Methods: The review evaluates the validation and calibration of clinical characteristics, drawing from robust data obtained through extensive cohort studies, risk prediction models, and adherence to defined criteria. It examines the role of measuring blood pressure, lipid profiles, and lifestyle habits in efficiently identifying individuals at risk of developing hypertension and CVD. Additionally, the review explores the incorporation of technology innovations, such as wearable devices, mobile apps, and artificial intelligence, in improving the diagnostic process.
Results: This study shows that measuring blood pressure, lipid profiles, and lifestyle habits may efficiently detect individuals who are susceptible to develop hypertension and CVD. It is crucial to calibrate clinical characteristics in order to guarantee their precision and dependability in predicting the probability of hypertension and cardiovascular disease. This method entails enhancing risk assessment systems to include population-specific attributes and dynamic disease patterns. The incorporation of technology innovations, such as wearable devices, mobile apps, and artificial intelligence, has significantly improved the process of diagnosing clinical features, and the accuracy of predicting clinical parameters, making it easier to measure individualized risk and diagnose hypertension and cardiovascular disease at an early stage.
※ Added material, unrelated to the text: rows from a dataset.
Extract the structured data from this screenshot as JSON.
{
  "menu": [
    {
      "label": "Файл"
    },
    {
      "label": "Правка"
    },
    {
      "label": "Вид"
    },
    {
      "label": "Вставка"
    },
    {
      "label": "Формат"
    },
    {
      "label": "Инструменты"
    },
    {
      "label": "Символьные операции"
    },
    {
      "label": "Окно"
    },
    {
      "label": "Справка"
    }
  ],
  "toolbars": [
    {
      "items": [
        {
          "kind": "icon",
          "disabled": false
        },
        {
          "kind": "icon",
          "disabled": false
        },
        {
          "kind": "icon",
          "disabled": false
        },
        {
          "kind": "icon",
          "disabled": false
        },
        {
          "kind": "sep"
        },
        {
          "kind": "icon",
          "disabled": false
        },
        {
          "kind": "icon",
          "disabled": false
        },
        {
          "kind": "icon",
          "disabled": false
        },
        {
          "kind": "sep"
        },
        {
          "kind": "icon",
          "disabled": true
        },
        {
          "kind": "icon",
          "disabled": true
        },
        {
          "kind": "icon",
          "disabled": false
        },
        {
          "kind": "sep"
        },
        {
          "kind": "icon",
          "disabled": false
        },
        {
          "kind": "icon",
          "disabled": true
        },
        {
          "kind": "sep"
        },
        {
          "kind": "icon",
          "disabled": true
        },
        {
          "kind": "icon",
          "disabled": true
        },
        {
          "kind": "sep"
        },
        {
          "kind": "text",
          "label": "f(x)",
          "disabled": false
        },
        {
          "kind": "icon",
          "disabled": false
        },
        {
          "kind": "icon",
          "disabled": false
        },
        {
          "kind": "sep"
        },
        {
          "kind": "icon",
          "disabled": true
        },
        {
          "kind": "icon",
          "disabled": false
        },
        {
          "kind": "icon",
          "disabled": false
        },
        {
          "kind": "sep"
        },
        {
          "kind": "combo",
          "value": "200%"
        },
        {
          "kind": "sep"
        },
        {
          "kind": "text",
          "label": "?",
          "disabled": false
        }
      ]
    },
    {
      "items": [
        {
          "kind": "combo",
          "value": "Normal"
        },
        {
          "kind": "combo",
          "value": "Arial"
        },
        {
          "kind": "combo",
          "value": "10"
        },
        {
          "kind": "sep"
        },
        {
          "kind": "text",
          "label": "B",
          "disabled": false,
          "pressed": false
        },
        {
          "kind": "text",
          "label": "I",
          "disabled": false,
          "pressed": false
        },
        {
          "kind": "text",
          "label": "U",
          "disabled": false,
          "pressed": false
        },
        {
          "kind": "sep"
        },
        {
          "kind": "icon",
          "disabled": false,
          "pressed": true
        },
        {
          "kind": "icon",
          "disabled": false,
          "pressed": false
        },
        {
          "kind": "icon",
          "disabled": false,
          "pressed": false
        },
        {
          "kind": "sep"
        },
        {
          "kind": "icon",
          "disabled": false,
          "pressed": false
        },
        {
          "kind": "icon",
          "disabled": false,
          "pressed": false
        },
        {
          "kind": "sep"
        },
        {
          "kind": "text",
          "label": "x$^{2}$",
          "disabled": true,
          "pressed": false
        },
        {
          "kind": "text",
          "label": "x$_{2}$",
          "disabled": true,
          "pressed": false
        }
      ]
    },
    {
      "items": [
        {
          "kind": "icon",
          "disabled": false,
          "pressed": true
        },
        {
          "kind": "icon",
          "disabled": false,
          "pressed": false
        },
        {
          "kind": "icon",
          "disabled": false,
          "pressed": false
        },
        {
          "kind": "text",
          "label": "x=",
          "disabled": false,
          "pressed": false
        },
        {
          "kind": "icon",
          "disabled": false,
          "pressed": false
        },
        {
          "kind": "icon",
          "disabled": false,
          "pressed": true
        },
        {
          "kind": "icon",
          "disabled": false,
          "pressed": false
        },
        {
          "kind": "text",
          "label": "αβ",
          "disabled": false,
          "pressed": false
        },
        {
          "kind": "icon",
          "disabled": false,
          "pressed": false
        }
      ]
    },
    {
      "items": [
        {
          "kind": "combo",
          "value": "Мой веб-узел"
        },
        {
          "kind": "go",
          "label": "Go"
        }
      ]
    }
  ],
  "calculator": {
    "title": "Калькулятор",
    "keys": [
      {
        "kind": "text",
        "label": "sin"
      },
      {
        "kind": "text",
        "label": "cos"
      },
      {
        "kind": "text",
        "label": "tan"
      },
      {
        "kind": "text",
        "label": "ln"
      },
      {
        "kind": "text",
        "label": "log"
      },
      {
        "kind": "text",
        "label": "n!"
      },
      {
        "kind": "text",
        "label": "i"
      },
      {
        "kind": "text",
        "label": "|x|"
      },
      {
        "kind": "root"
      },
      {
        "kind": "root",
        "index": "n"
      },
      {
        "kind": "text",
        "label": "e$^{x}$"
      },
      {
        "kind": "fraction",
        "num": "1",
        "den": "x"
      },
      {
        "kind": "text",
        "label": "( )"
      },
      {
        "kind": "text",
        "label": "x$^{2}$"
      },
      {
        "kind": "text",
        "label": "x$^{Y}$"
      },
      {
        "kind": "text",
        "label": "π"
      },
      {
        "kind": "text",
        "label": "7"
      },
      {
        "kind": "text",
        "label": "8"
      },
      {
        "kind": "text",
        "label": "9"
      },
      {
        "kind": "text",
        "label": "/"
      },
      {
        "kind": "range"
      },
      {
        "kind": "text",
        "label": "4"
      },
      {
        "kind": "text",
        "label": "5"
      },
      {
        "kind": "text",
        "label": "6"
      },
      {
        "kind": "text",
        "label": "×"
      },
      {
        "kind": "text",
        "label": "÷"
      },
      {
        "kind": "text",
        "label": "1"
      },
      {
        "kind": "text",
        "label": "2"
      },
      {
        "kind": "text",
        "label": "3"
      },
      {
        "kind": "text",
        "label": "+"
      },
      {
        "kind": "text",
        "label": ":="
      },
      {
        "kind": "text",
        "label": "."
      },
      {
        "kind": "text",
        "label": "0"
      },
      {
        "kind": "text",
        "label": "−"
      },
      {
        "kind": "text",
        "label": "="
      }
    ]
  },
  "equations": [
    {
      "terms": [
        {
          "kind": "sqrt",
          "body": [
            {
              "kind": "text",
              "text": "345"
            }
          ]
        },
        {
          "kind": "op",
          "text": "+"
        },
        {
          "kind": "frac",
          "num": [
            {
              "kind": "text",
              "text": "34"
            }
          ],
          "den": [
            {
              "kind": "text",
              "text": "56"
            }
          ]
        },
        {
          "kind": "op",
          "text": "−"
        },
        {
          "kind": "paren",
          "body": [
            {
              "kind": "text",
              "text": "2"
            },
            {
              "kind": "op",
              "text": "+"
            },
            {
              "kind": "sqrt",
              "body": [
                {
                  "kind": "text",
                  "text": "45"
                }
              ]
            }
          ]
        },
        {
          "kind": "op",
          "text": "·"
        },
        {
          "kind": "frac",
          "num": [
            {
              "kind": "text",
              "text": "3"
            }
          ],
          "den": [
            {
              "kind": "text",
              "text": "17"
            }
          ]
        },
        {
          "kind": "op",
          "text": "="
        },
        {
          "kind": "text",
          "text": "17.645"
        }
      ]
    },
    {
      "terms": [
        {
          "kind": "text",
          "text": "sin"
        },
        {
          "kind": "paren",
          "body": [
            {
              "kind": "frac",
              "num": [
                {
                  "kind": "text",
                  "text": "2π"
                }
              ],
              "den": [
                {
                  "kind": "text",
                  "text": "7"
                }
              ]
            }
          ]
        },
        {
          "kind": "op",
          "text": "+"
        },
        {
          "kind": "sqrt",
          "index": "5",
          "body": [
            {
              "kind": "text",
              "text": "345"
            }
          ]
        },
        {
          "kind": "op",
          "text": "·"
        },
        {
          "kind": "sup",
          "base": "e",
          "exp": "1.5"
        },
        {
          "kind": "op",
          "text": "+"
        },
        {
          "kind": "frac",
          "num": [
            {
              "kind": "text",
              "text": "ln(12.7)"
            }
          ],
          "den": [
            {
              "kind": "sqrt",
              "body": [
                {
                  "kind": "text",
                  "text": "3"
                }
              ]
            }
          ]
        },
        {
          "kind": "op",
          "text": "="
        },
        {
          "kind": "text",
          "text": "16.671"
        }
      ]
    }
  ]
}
Conclusion: Incorporating verified clinical characteristics into risk assessment tools and prediction models, together with advancements in technology, has the capacity to enhance the early identification and individualized treatment of these illnesses. Ongoing research and innovation in this sector are crucial to improve diagnostic methods and increase the accuracy of clinical feature-based diagnosis for hypertension and cardiovascular disease.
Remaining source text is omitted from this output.